With the construction of Brooklyn Bridge Park, the foreground view from the Promenade was given a more landscape-like look. Gentrification continues along the Promenade's route. The Squibb Park Bridge was constructed in 2013 to provide access between the promenade and park, but had to be demolished in 2019 due to various structural issues.
In 2011 the New York State Department of Transportation announced that there was insufficient funding for more than spot repairs. In 2017 the New York City Department of Transportation initiated a project to repair the section with a planned start in 2020 or 2021.

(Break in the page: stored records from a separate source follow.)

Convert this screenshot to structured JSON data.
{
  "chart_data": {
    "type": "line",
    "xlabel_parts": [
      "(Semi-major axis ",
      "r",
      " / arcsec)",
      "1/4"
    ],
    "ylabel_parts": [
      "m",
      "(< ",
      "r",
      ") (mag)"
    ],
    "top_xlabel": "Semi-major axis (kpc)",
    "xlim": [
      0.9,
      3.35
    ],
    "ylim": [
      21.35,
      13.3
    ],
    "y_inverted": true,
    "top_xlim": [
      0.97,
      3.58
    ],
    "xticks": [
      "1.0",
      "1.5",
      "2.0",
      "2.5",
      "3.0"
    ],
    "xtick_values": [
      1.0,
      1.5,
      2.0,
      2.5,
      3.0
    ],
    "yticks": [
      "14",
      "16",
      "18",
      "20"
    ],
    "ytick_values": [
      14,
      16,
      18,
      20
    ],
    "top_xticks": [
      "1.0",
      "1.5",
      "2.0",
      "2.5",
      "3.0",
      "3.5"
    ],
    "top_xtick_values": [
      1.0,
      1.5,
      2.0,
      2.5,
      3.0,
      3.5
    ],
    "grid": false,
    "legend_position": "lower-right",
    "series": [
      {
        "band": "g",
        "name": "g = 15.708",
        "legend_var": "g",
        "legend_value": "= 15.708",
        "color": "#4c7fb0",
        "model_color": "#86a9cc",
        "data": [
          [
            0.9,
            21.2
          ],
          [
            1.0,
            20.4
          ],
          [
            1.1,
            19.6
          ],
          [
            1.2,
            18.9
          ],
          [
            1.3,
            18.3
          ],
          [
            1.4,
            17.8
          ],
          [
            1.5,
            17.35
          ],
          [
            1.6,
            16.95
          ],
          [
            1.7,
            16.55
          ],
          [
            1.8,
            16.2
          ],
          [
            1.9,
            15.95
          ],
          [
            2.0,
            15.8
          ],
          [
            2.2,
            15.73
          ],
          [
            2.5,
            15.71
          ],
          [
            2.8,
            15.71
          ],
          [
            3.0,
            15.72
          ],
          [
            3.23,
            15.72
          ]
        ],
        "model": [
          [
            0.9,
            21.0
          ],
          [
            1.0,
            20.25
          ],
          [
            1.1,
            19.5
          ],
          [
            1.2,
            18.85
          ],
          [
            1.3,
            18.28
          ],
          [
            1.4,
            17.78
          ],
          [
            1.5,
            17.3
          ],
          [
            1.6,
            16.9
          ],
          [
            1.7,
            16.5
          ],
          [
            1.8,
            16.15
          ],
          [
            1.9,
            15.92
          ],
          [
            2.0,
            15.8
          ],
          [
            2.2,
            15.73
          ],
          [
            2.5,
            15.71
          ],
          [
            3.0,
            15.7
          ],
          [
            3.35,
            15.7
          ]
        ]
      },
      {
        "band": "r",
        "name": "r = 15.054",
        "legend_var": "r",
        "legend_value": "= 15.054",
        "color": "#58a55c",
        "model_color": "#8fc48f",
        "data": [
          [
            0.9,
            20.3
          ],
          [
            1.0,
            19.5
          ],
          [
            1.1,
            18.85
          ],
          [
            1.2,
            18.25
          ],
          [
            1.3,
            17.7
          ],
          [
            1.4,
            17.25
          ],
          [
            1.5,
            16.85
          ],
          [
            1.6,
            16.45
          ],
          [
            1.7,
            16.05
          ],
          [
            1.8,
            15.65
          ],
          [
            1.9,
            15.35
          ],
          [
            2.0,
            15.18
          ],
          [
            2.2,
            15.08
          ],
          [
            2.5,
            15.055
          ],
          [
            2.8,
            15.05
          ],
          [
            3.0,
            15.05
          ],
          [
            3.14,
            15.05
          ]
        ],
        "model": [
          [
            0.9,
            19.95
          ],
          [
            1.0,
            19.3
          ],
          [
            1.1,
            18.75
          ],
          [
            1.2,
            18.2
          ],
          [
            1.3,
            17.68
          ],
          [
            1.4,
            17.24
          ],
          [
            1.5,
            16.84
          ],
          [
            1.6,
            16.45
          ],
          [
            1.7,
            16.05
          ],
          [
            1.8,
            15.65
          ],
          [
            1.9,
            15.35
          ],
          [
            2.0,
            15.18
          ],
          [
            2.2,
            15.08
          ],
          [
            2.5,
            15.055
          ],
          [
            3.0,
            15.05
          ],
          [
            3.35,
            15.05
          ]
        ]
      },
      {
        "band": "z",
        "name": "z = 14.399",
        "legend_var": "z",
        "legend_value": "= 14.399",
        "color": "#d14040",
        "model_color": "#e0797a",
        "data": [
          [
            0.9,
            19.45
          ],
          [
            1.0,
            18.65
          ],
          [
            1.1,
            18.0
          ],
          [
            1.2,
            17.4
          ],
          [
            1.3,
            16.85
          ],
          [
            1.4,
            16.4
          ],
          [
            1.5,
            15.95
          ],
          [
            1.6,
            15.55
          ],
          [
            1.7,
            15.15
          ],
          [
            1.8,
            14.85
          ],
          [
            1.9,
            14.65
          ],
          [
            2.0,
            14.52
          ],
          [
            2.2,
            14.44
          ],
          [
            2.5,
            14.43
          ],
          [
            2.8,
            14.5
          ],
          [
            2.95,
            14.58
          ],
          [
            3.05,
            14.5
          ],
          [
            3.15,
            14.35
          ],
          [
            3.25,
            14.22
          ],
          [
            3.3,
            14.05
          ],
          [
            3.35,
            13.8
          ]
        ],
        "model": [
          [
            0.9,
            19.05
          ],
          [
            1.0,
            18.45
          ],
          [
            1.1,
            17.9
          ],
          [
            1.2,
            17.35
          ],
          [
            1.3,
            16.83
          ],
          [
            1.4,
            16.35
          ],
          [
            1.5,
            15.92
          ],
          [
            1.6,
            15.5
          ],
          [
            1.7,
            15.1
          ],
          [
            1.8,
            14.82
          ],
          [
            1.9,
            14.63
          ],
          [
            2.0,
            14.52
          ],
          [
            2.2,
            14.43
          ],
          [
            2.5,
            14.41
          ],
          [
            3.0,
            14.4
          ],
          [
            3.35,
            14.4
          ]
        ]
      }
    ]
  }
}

Over time, the Promenade has deteriorated due to deterioration in its rebar structure. It was estimated that if nothing was done, vehicle weight restrictions would be placed on the expressway below it by 2026, and the Promenade section of the BQE would need to completely close for reconstruction by 2036. In fall 2018, the New York City Department of Transportation proposed two options. The cheapest option was to build a temporary 6-lane highway in the location of the Promenade while they repaired the underlying structure and BQE. This option would require the Promenade to be closed for six years and would cost $3.2 to $3.6 billion. Temporary viewing areas would be set up while the Promenade was being repaired, and at the conclusion of the project, part of the temporary highway would be converted into a widened promenade area. The other option was to repair the existing 3-lane highway below the Promenade one lane at a time. This would only require the Promenade to be closed for two years, and parts of the Promenade would stay open during construction, but reconstruction of the BQE itself would take at least 8 years and cost $3.4 to $4.0 billion. Because of sizable opposition to the cheaper option, mayor Bill de Blasio later stated that his administration was open to considering other ideas, including routing the expressway over the Brooklyn Bridge Park, slightly to the west.